This new laboratory is lead jointly by Dr. Jyhpyng Wang and Dr. Szu-yuan Chen, and collaborators Dr. Chau-Hwang Lee from Institute of Applied Sciences and Engineering, Academia Sinica, and Prof. Jiunn-Yuan Lin from National Chung-Cheng University. Current emphasis of research is in the development of advanced optical techniques and applications of ultrafast technology in high-field physics.
　　In ultrafast laser technology, the Laboratory continues developing femtosecond pulse amplifiers, studying how to correct spatial and temporal phase aberration and how to compensate nonlinear effects, for the purposes of increasing energy gain and pulse contrast. In the mean time the Laboratory also develops spatial-temporal ultrafast waveform measurement techniques, to study nonlinear pulse propagation and to monitor online the waveforms of high power pulses in real time.
　　In optical technology, the Laboratory continues developing differential confocal microscopy, a far-field technique with nanometer depth resolution. Spatial encoding/decoding methods are studied for breaking the diffraction limit in all three dimensions. Combined with laser based optical pressure as a driving force, this advanced technique is used to measure the viscoelastic properties of living cells and biomembranes. It is also a convenient tool for rapid online inspection of semiconductor surfaces and optical disks.

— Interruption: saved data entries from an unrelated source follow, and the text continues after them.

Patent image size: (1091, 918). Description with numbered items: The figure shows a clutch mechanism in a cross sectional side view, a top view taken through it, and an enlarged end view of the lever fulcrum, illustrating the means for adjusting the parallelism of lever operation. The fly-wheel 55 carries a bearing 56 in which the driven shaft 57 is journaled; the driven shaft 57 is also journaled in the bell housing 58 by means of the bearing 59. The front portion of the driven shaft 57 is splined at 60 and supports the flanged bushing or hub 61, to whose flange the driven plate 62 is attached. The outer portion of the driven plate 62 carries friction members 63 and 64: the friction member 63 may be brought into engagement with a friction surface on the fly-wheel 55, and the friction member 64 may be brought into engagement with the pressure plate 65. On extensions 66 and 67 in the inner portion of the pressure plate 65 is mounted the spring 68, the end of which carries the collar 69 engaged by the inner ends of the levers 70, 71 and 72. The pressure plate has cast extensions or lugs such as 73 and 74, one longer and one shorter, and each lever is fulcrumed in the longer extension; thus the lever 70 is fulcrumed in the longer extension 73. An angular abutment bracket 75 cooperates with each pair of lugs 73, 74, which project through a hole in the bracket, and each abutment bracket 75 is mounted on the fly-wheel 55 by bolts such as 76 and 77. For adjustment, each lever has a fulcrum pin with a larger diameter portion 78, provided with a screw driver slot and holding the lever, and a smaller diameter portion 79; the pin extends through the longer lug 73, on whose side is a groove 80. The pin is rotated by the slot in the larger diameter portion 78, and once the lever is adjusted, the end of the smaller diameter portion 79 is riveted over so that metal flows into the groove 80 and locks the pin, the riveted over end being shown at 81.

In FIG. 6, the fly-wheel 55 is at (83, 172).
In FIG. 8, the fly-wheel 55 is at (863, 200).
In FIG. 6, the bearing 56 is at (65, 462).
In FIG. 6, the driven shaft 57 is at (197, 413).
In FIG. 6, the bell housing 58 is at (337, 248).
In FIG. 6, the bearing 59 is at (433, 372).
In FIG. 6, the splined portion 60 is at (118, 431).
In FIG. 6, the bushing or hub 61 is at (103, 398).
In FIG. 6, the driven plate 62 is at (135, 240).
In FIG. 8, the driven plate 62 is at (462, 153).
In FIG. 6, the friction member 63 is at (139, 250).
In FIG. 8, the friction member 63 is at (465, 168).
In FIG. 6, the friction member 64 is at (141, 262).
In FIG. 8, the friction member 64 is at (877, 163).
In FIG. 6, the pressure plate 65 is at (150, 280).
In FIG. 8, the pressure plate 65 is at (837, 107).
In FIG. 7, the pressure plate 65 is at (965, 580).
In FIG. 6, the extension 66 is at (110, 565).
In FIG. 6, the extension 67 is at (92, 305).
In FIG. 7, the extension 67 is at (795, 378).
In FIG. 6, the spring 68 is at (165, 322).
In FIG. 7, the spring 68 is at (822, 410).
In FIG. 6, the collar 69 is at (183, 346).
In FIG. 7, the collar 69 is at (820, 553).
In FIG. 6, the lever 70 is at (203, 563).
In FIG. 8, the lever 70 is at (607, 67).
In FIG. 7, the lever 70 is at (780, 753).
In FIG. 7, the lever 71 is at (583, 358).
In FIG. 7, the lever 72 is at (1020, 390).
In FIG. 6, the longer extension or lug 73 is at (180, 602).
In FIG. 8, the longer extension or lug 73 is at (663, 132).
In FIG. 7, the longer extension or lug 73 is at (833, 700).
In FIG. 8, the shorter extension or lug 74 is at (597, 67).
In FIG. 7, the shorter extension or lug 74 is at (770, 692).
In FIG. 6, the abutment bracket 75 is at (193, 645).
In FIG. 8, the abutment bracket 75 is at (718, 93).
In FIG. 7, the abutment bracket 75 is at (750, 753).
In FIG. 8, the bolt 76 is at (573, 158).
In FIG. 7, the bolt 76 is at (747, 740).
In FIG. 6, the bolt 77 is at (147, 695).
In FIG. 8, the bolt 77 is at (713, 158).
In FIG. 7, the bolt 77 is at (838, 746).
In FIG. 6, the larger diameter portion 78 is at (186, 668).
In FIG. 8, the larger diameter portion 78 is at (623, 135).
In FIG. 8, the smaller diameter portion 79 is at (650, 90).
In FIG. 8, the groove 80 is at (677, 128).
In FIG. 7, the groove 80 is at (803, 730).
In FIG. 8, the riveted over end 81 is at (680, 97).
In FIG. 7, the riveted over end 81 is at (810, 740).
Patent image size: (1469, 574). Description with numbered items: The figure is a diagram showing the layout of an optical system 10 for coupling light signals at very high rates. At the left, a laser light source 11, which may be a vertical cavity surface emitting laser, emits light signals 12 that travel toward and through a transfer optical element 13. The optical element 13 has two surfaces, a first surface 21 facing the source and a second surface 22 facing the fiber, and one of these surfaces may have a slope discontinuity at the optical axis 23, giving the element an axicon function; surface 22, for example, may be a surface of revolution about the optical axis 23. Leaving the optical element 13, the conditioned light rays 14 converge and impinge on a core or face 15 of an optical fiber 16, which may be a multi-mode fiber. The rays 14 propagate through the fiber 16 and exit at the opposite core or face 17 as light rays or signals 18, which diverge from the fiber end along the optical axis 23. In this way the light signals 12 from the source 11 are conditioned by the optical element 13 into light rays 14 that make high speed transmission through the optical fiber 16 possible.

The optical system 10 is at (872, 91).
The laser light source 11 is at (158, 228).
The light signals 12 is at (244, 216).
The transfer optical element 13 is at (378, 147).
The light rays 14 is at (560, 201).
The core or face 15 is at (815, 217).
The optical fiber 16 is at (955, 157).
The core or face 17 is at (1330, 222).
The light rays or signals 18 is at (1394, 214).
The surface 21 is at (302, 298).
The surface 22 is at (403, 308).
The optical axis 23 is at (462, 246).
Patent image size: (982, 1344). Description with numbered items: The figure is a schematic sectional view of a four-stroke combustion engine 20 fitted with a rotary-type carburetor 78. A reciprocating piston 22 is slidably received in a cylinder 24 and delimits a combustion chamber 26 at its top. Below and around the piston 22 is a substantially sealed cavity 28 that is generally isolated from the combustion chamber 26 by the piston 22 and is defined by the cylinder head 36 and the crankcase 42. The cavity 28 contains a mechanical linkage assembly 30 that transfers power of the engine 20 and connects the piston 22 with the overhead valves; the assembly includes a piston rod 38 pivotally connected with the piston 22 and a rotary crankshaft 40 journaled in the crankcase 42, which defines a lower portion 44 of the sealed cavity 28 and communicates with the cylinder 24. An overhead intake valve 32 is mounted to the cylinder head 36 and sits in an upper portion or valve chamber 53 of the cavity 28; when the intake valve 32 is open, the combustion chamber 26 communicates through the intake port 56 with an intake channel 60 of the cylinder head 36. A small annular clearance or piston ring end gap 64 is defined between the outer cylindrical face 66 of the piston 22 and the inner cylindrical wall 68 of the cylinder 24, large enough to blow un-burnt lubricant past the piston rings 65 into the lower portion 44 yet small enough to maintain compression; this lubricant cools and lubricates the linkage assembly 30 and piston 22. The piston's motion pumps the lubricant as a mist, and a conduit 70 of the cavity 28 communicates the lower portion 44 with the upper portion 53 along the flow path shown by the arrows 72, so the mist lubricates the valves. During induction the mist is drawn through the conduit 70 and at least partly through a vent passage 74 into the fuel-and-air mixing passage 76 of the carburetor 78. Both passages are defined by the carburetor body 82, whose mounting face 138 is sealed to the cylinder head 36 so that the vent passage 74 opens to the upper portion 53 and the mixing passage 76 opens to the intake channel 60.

　　In high-field physics, the Laboratory has recently started experimental research in femtosecond high-power laser excited x-ray laser. Such x-ray lasers have the characteristics of ultrashort pulse and high peak power, suitable for the development of time-resolved spectroscopy and plasma based nonlinear optics in the x-ray region. They can also be used in cellular microscopic tomography and nanometer lithography. Experiments on tera-watt femtosecond laser induced plasma-wave electron accelerator are also under construction. Such accelerators have extremely large acceleration gradient, representing the newest approach in accelerator technology. Other related new frontiers, such as laser induced nuclear reactions, laser induced K-shell x-ray emission, light scattering by relativistic electrons, are also directions for exploration.